By now Luke Bryan has established his defining sound, and he chooses comfort over exploration on his third CD, "tailgates & tanlines." The only major change is his songwriting contributions. Bryan co-wrote most of the songs on his first two albums, but stepped back here with his name on 8 or the 13 songs. To be fair, this doesn't really have any effect on the overall sound.
The disc starts off with what may have been the worst song of 2011, Country Girl (Shake It for Me). Bryan doesn't have the presence of established artists like Toby Keith or Trace Adkins who can successfully pull off shallow songs like Red Solo Cup and Honky Tonk Badonkadonk respectively. However, those who helped to send the song to the top of the charts may be disappointed with the rest. The combination of mid tempo songs (Kiss Tomorrow Goodbye, second single I Don't Want This Night to End) and slow ballads (Drunk on You, I Know You're Gonna Be There) make up the bulk of a decent mainstream country album.

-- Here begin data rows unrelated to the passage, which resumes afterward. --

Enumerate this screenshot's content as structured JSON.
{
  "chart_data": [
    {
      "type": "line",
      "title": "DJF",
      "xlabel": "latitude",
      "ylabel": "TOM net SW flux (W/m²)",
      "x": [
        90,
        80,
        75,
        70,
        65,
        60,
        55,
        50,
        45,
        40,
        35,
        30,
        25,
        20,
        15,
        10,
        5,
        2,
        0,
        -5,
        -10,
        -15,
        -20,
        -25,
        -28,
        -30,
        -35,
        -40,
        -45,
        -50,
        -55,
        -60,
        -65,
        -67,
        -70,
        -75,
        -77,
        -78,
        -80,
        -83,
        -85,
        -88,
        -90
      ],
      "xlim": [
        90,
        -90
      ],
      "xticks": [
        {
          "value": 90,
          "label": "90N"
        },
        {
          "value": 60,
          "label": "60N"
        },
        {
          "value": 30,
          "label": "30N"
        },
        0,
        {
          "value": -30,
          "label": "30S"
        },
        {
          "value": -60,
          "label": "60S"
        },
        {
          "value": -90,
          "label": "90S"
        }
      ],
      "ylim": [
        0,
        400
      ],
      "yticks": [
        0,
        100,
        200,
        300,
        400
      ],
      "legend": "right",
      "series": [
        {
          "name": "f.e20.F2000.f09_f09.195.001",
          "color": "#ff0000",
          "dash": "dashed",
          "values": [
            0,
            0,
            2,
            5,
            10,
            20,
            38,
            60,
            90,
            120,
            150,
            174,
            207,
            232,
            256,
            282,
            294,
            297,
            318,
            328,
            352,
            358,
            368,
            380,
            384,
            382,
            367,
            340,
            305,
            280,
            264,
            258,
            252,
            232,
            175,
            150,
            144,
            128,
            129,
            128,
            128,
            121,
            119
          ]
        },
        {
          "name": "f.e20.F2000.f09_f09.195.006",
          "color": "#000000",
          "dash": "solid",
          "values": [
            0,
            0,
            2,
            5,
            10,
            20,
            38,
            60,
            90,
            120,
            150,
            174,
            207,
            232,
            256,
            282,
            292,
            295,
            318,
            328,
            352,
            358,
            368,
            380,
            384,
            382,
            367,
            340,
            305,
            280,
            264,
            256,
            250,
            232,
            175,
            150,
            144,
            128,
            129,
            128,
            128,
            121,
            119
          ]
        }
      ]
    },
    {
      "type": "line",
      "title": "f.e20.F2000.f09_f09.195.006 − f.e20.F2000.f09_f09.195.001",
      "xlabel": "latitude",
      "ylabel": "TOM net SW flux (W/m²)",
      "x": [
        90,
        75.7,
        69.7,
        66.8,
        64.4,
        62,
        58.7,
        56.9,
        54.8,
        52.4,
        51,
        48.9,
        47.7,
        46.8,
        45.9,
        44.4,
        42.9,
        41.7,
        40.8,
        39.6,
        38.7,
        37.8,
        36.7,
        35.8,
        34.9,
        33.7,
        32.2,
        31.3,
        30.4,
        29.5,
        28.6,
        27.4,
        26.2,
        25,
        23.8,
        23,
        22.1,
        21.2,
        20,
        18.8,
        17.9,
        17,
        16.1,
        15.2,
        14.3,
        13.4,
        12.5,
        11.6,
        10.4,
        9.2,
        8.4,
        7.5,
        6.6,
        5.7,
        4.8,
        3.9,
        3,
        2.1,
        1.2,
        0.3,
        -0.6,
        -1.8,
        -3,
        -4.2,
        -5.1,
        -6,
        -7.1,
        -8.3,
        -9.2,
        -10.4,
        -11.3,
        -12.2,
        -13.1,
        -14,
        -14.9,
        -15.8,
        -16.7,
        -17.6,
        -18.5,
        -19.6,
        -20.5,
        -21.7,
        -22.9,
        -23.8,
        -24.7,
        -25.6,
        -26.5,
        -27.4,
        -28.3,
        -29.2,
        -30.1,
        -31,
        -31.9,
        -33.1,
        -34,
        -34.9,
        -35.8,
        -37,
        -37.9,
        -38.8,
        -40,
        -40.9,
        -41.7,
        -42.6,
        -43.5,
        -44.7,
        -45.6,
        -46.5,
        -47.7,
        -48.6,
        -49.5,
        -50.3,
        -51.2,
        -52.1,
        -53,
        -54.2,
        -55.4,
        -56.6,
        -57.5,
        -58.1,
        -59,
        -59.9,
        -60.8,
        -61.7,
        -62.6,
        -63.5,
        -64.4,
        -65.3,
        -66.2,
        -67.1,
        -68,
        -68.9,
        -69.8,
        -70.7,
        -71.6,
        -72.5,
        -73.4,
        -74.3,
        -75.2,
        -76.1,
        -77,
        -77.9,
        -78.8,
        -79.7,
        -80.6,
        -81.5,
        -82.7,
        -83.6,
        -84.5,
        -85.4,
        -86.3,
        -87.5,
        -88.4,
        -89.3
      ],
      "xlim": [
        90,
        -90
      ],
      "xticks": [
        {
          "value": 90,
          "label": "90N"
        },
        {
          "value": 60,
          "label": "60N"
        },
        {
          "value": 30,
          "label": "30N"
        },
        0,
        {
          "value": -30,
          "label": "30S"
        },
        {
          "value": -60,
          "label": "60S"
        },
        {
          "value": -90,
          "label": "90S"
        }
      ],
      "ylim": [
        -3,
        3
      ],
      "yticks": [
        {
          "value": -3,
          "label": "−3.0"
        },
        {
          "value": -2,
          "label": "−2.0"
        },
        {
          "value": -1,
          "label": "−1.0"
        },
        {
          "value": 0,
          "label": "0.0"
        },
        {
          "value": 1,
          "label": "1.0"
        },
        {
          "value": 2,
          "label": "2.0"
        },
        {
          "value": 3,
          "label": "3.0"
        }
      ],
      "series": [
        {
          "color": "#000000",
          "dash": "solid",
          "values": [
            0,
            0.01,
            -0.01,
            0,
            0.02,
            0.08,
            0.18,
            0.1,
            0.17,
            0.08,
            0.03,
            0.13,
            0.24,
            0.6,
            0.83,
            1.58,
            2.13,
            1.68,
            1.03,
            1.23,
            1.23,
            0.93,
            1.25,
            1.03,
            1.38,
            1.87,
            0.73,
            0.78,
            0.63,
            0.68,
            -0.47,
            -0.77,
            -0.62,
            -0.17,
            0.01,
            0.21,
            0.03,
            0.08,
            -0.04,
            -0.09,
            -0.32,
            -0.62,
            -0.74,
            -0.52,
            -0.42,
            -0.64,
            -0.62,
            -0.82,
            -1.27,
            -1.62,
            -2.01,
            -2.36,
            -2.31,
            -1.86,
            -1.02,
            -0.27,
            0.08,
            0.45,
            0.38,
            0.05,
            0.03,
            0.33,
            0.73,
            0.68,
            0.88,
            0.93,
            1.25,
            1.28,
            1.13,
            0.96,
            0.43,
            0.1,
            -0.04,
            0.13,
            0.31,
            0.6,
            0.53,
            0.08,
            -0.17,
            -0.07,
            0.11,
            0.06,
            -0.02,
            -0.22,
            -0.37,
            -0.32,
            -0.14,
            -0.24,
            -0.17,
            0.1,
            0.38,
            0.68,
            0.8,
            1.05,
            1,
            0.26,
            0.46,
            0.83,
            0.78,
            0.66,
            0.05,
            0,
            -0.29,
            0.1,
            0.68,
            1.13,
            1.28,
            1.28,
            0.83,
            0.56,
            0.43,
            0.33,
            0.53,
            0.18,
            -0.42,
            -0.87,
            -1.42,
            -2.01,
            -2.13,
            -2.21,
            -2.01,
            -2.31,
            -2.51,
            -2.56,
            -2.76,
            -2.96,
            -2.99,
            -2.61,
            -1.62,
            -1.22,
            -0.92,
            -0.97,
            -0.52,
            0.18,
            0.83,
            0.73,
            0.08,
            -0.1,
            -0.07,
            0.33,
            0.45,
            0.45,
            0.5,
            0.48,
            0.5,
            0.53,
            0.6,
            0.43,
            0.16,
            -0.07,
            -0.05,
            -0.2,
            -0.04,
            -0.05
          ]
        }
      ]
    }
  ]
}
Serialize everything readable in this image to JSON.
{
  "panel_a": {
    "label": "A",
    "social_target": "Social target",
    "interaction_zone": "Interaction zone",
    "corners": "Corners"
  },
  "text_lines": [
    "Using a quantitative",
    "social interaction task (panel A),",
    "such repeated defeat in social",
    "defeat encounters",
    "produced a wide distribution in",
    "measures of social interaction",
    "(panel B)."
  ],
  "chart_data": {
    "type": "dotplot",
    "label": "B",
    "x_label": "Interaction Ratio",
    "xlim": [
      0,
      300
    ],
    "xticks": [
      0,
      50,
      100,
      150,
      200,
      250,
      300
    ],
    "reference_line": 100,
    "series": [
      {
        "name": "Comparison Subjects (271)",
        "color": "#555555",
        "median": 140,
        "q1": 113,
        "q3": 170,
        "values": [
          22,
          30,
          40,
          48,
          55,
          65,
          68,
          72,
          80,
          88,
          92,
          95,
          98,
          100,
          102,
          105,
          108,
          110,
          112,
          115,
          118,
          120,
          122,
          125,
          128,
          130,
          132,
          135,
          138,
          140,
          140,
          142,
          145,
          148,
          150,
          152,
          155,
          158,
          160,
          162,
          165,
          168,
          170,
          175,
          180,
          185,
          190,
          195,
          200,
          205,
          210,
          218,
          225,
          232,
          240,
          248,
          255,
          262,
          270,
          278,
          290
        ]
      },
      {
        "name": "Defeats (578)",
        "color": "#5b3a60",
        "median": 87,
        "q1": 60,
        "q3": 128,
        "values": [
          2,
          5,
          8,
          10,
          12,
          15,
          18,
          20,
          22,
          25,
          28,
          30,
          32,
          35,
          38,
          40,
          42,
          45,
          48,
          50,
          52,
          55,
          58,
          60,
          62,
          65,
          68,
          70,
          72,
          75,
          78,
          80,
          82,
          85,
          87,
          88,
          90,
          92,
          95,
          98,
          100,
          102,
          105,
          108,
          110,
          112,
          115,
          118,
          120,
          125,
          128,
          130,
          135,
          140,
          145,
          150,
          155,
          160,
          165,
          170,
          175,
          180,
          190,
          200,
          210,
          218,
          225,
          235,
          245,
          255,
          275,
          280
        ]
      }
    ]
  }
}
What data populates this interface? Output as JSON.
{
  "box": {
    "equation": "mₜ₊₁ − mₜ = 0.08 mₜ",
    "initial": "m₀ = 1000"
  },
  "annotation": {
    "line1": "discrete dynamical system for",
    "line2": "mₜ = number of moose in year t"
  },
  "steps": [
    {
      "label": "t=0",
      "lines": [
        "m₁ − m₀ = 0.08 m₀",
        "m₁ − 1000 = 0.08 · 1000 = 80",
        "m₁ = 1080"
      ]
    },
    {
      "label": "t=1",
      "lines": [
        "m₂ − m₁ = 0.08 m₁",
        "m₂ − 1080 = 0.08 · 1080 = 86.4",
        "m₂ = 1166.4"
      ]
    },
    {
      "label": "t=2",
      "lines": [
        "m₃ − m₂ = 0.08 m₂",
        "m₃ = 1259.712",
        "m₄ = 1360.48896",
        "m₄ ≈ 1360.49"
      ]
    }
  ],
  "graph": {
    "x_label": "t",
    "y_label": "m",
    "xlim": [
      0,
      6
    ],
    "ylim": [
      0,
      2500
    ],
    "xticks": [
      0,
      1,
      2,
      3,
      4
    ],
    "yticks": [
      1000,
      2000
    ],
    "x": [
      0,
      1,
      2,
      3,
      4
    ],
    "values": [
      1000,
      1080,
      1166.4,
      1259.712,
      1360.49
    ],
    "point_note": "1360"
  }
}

Bryan doesn't pushing country music boundaries. He seems comfortable with his sound and created an inoffensive album. Despite the huge misstep of the lead single, the album is a pleasant listen. He comes across like a stereotypical farm boy, comfortable in his role as an artist. He doesn't fit in with the cowboys like George Strait or the rockers like Eric Church, and Bryan doesn't seem to mind.